Le psychologue criminel Rudolf Egg a évalué plus de 1 000 annonces du réveillon du Nouvel An à Cologne pour le parlement du Land de Rhénanie du Nord-Westphalie et a préparé un rapport. Il en est certain : « Un tel événement ne s’est jamais produit dans l’histoire de la République fédérale, ni dans aucun autre pays européen. » Cela explique également l’immense intérêt international porté à l’événement.

– Les femmes ressentaient un état d’impuissance totale : Vu ensemble, les publicités créent une image étonnamment uniforme, rapporte Egg à l’agence de presse allemande. « Les femmes se sentaient complètement impuissantes parce que la police soit n’était pas là, soit n’était pas intervenue. Elles ont également déclaré à l’unanimité qu’elles ne pouvaient pas vraiment décrire les agresseurs parce que tout s’était passé trop vite. »

Tous deux ont rendu la situation particulièrement effrayante : le harcèlement sexuel combiné à la conscience que « je suis seul ici, personne ne m’aidera ici ».

Egg a reconstitué la séquence des événements comme ceci : Les femmes sont arrivées à la gare centrale de Cologne le soir du Nouvel An pour célébrer dans la ville. « Par exemple, une femme a rapporté qu’elle traversait le parvis de la gare avec deux amies. » Ils étaient déjà allés à l’hôtel et s’apprêtaient à sortir.

« Tout à coup, comme la femme l’a décrit, ils ont été pelotés par derrière et lorsqu’ils se sont retournés, ils ont regardé les visages souriants de plusieurs jeunes hommes aux airs sudistes. Dans cette situation, ils ne pouvaient pas dire qui avait fait quoi. » C’est également la raison pour laquelle si peu d’auteurs de ces actes sont traduits en justice.

– Les attaques étaient spontanées, non planifiées : Selon le parquet de Cologne, il y a eu 1.210 plaintes pénales, dont 511 pour agressions sexuelles.

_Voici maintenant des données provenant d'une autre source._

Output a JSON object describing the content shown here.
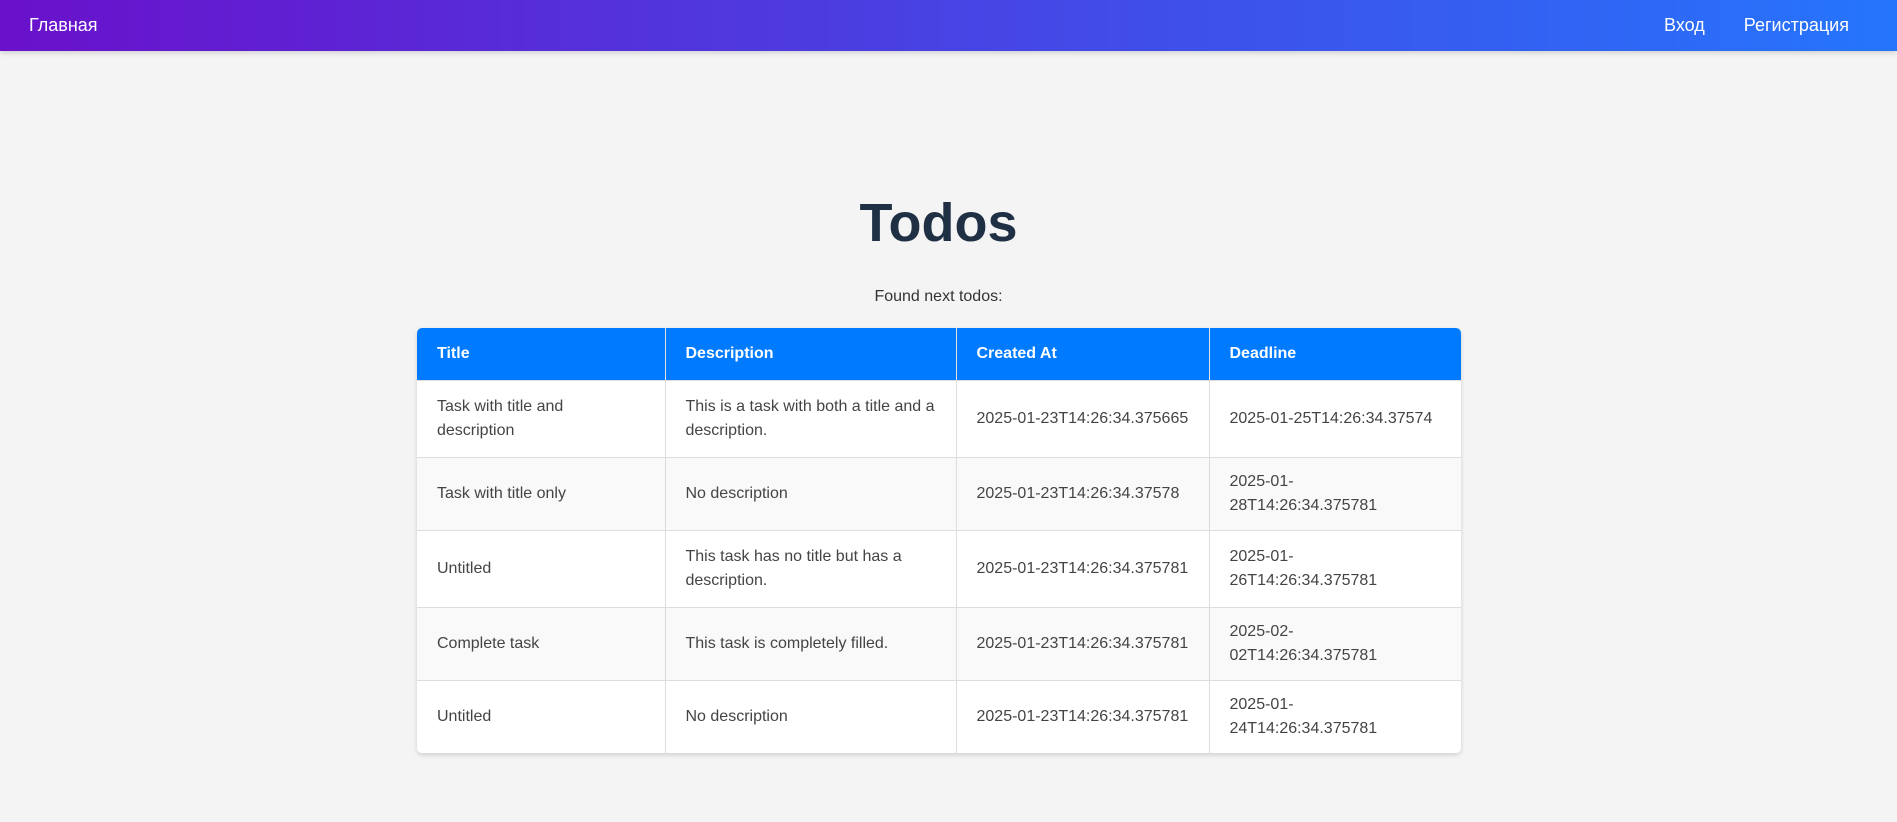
{
  "nav": {
    "home": "Главная",
    "login": "Вход",
    "register": "Регистрация"
  },
  "page": {
    "title": "Todos",
    "subtitle": "Found next todos:"
  },
  "table": {
    "headers": {
      "title": "Title",
      "description": "Description",
      "created_at": "Created At",
      "deadline": "Deadline"
    },
    "rows": [
      {
        "title": "Task with title and description",
        "description": "This is a task with both a title and a description.",
        "created_at": "2025-01-23T14:26:34.375665",
        "deadline": "2025-01-25T14:26:34.37574"
      },
      {
        "title": "Task with title only",
        "description": "No description",
        "created_at": "2025-01-23T14:26:34.37578",
        "deadline": "2025-01-28T14:26:34.375781"
      },
      {
        "title": "Untitled",
        "description": "This task has no title but has a description.",
        "created_at": "2025-01-23T14:26:34.375781",
        "deadline": "2025-01-26T14:26:34.375781"
      },
      {
        "title": "Complete task",
        "description": "This task is completely filled.",
        "created_at": "2025-01-23T14:26:34.375781",
        "deadline": "2025-02-02T14:26:34.375781"
      },
      {
        "title": "Untitled",
        "description": "No description",
        "created_at": "2025-01-23T14:26:34.375781",
        "deadline": "2025-01-24T14:26:34.375781"
      }
    ]
  },
  "colors": {
    "nav_gradient_start": "#6a11cb",
    "nav_gradient_end": "#2575fc",
    "header_bg": "#007bff",
    "title_color": "#1f3044",
    "page_bg": "#f4f4f4"
  }
}
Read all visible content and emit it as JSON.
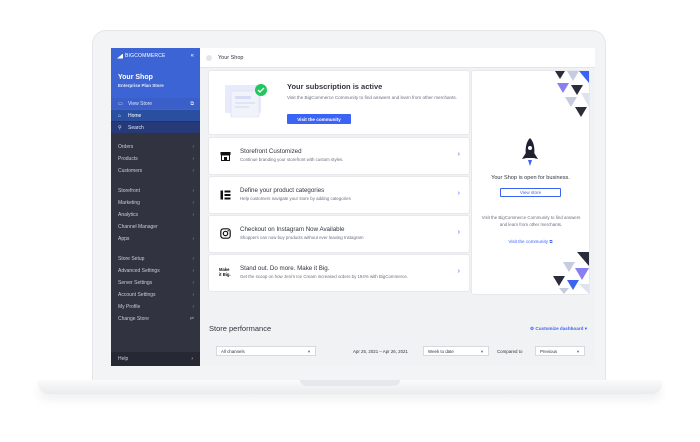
{
  "sidebar": {
    "logo_text": "BIGCOMMERCE",
    "collapse_icon": "double-chevron-left-icon",
    "store_name": "Your Shop",
    "plan": "Enterprise Plan Store",
    "view_store": "View Store",
    "home": "Home",
    "search": "Search",
    "groups": [
      {
        "items": [
          "Orders",
          "Products",
          "Customers"
        ]
      },
      {
        "items": [
          "Storefront",
          "Marketing",
          "Analytics",
          "Channel Manager",
          "Apps"
        ]
      },
      {
        "items": [
          "Store Setup",
          "Advanced Settings",
          "Server Settings",
          "Account Settings",
          "My Profile",
          "Change Store"
        ]
      }
    ],
    "help": "Help"
  },
  "topbar": {
    "title": "Your Shop"
  },
  "subscription": {
    "title": "Your subscription is active",
    "description": "Visit the BigCommerce Community to find answers and learn from other merchants.",
    "button": "Visit the community"
  },
  "cards": [
    {
      "icon": "storefront-icon",
      "title": "Storefront Customized",
      "description": "Continue branding your storefront with custom styles."
    },
    {
      "icon": "category-icon",
      "title": "Define your product categories",
      "description": "Help customers navigate your store by adding categories"
    },
    {
      "icon": "instagram-icon",
      "title": "Checkout on Instagram Now Available",
      "description": "Shoppers can now buy products without ever leaving Instagram"
    },
    {
      "icon": "make-it-big-icon",
      "icon_text": "Make it Big.",
      "title": "Stand out. Do more. Make it Big.",
      "description": "Get the scoop on how Jeni's Ice Cream increased orders by 194% with BigCommerce."
    }
  ],
  "open_card": {
    "message": "Your Shop is open for business.",
    "button": "View store",
    "description": "Visit the BigCommerce Community to find answers and learn from other merchants.",
    "link": "Visit the community"
  },
  "performance": {
    "title": "Store performance",
    "customize": "Customize dashboard",
    "channel": "All channels",
    "date_range": "Apr 25, 2021 – Apr 26, 2021",
    "period": "Week to date",
    "compared_to_label": "Compared to",
    "compared_to": "Previous"
  },
  "colors": {
    "brand_blue": "#3c64f4",
    "sidebar": "#313440",
    "sidebar_header": "#3c64d4"
  }
}
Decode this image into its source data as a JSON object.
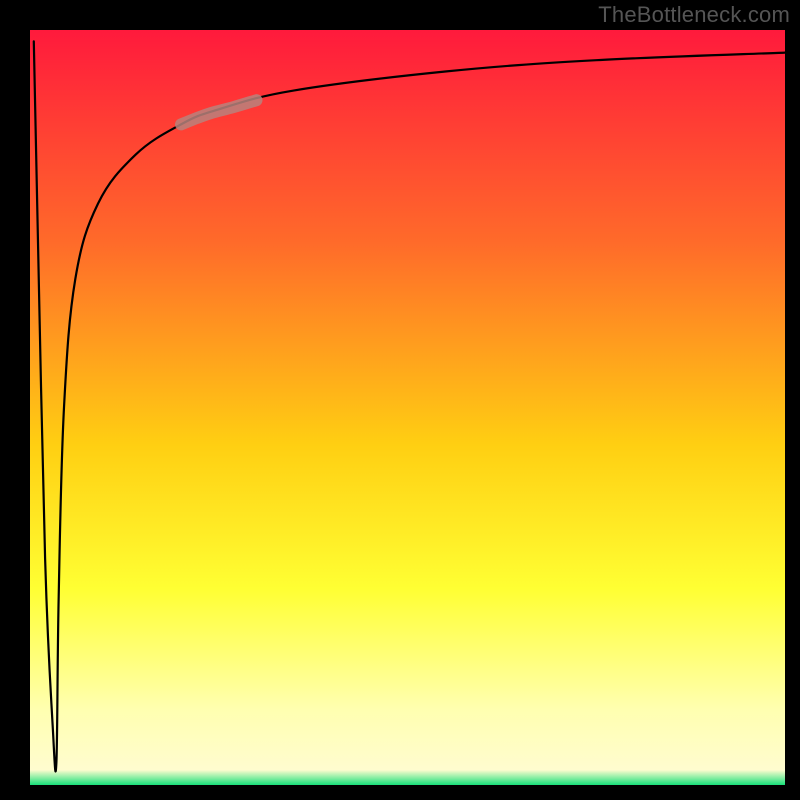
{
  "watermark": "TheBottleneck.com",
  "colors": {
    "frame": "#000000",
    "watermark": "#555555",
    "gradient_top": "#ff1a3c",
    "gradient_mid_upper": "#ff6a2a",
    "gradient_mid": "#ffcf12",
    "gradient_mid_lower": "#ffff33",
    "gradient_lower": "#fffccf",
    "gradient_bottom": "#18e07a",
    "curve": "#000000",
    "highlight": "#b9827d"
  },
  "chart_data": {
    "type": "line",
    "title": "",
    "xlabel": "",
    "ylabel": "",
    "xlim": [
      0,
      100
    ],
    "ylim": [
      0,
      100
    ],
    "series": [
      {
        "name": "bottleneck-curve-left",
        "x": [
          0.5,
          1.0,
          2.0,
          3.0,
          3.5
        ],
        "values": [
          98.5,
          75.0,
          30.0,
          8.0,
          3.0
        ]
      },
      {
        "name": "bottleneck-curve-right",
        "x": [
          3.5,
          3.8,
          4.5,
          6.0,
          9.0,
          14.0,
          20.0,
          25.0,
          35.0,
          55.0,
          75.0,
          100.0
        ],
        "values": [
          3.0,
          25.0,
          50.0,
          67.0,
          77.0,
          83.5,
          87.5,
          89.5,
          92.0,
          94.5,
          96.0,
          97.0
        ]
      }
    ],
    "annotations": [
      {
        "name": "highlight-segment",
        "x": [
          20.0,
          22.0,
          24.0,
          27.0,
          30.0
        ],
        "values": [
          87.5,
          88.3,
          89.0,
          89.8,
          90.7
        ]
      }
    ]
  }
}
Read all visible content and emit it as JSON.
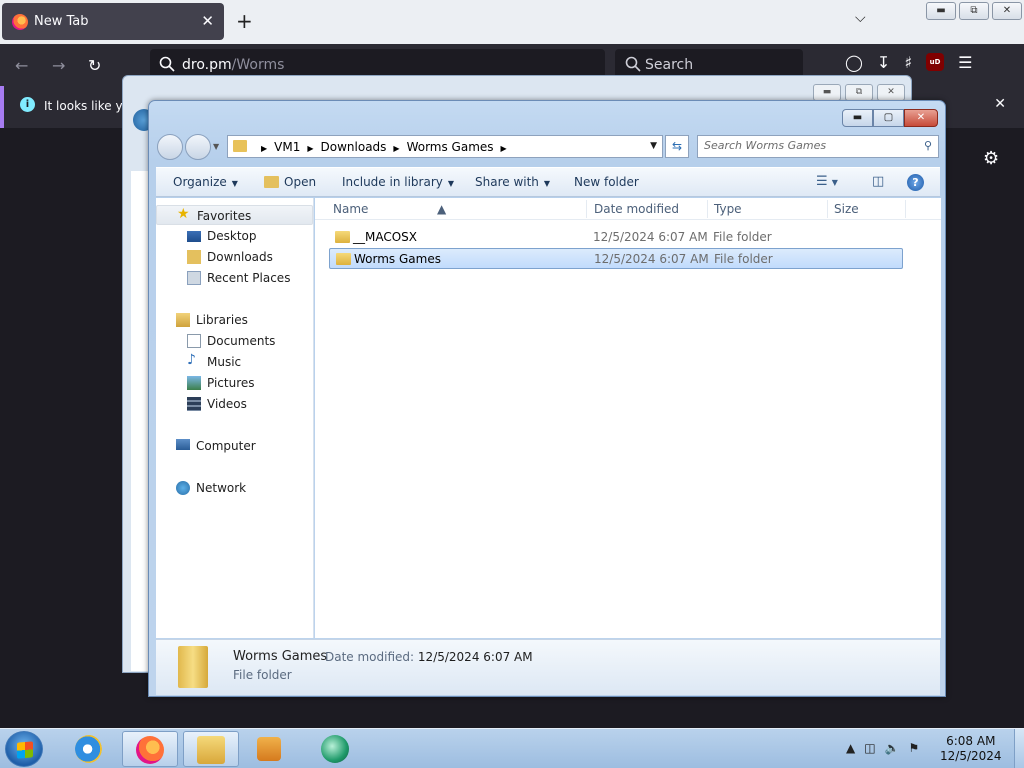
{
  "firefox": {
    "tab_title": "New Tab",
    "tab_close": "✕",
    "new_tab": "+",
    "tab_list": "⌄",
    "url_host": "dro.pm",
    "url_path": "/Worms",
    "search_placeholder": "Search",
    "ublock_label": "uD",
    "notice_text": "It looks like you",
    "notice_close": "✕"
  },
  "bg_window": {},
  "explorer": {
    "breadcrumbs": [
      "VM1",
      "Downloads",
      "Worms Games"
    ],
    "search_placeholder": "Search Worms Games",
    "toolbar": {
      "organize": "Organize",
      "open": "Open",
      "include_in_library": "Include in library",
      "share_with": "Share with",
      "new_folder": "New folder"
    },
    "nav": {
      "favorites": "Favorites",
      "desktop": "Desktop",
      "downloads": "Downloads",
      "recent_places": "Recent Places",
      "libraries": "Libraries",
      "documents": "Documents",
      "music": "Music",
      "pictures": "Pictures",
      "videos": "Videos",
      "computer": "Computer",
      "network": "Network"
    },
    "columns": {
      "name": "Name",
      "date_modified": "Date modified",
      "type": "Type",
      "size": "Size"
    },
    "files": [
      {
        "name": "__MACOSX",
        "date": "12/5/2024 6:07 AM",
        "type": "File folder"
      },
      {
        "name": "Worms Games",
        "date": "12/5/2024 6:07 AM",
        "type": "File folder"
      }
    ],
    "details": {
      "name": "Worms Games",
      "date_label": "Date modified:",
      "date_value": "12/5/2024 6:07 AM",
      "type": "File folder"
    }
  },
  "taskbar": {
    "time": "6:08 AM",
    "date": "12/5/2024"
  },
  "colors": {
    "firefox_dark": "#2b2a33",
    "selection": "#c1dbfc",
    "taskbar": "#b9d2ec"
  }
}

Au final, 46 personnes ont été inculpées, dont 36 ont été reconnues coupables, dont deux seulement pour agression sexuelle. La majorité des accusés venaient d’Afrique du Nord, notamment d’Algérie et du Maroc, et non de Syrie, pays d’où des centaines de milliers de réfugiés de guerre avaient cherché protection en Allemagne au cours des mois précédents.

Selon les recherches d’Egg, les jeunes hommes s’étaient donné rendez-vous sur les réseaux sociaux pour passer le réveillon du Nouvel An à Cologne. Mais comme ils n’avaient pas d’argent pour faire la fête, ils sont restés près de la gare principale et près du pont Hohenzollern, d’où l’on peut avoir une bonne vue sur les feux d’artifice à minuit.

«On ne peut pas supposer que tout le monde avait un plan pour harceler les femmes», souligne Egg. « C’était plutôt que certains faisaient cela et que d’autres se rendaient compte que rien ne se passait. Et cela les conduisait aussi à peloter les femmes et à commettre des vols. C’était une sorte de contagion sociale. » Egg décrit le fait que les auteurs musulmans ont délibérément agi pour démontrer l’impuissance de la société occidentale comme un « récit de conspiration ».

– Tous les étrangers étaient regroupés : Dans un premier temps, la police de Cologne n’a pas rendu publique l’ampleur des attaques, ce qui signifie que tout n’a été connu que tardivement. Outre les souffrances des femmes, le plus grand regret d’Egg fut l’agitation contre les étrangers qui commença après l’événement. « L’ambiance dans le pays, autrefois caractérisée par une culture d’accueil, a changé et est généralement dirigée contre les migrants. » Cependant, l’une des publicités décrivait également un cas dans lequel un agresseur avait demandé à un autre migrant de participer, mais celui-ci avait refusé de le faire. «À l’époque, il n’y avait pas de place pour de telles différenciations, tout le monde était alors mis dans le même panier», critique Egg.

Le premier procès des attentats a également montré que les migrants n’étaient pas seulement les auteurs des attentats du Nouvel An. Dans cette affaire pénale, un demandeur d’asile marocain a été condamné à une peine avec sursis en 2016. L’accusé avait arraché le téléphone portable des mains d’une femme du Bade-Wurtemberg, sans que la jeune femme de 20 ans n’ait vu qui l’avait fait. Mais un autre homme l’interpelle : « C’est le voleur ! » Elle a poursuivi l’agresseur et lorsque quelqu’un lui a fait trébucher, elle l’a rattrapé et lui a rendu le téléphone portable.

Dans la salle d’audience, la femme victime du vol a brièvement confronté le lanceur d’alerte. Elle lui sourit et lui serra la main. Et j’ai découvert qui il était : un réfugié afghan.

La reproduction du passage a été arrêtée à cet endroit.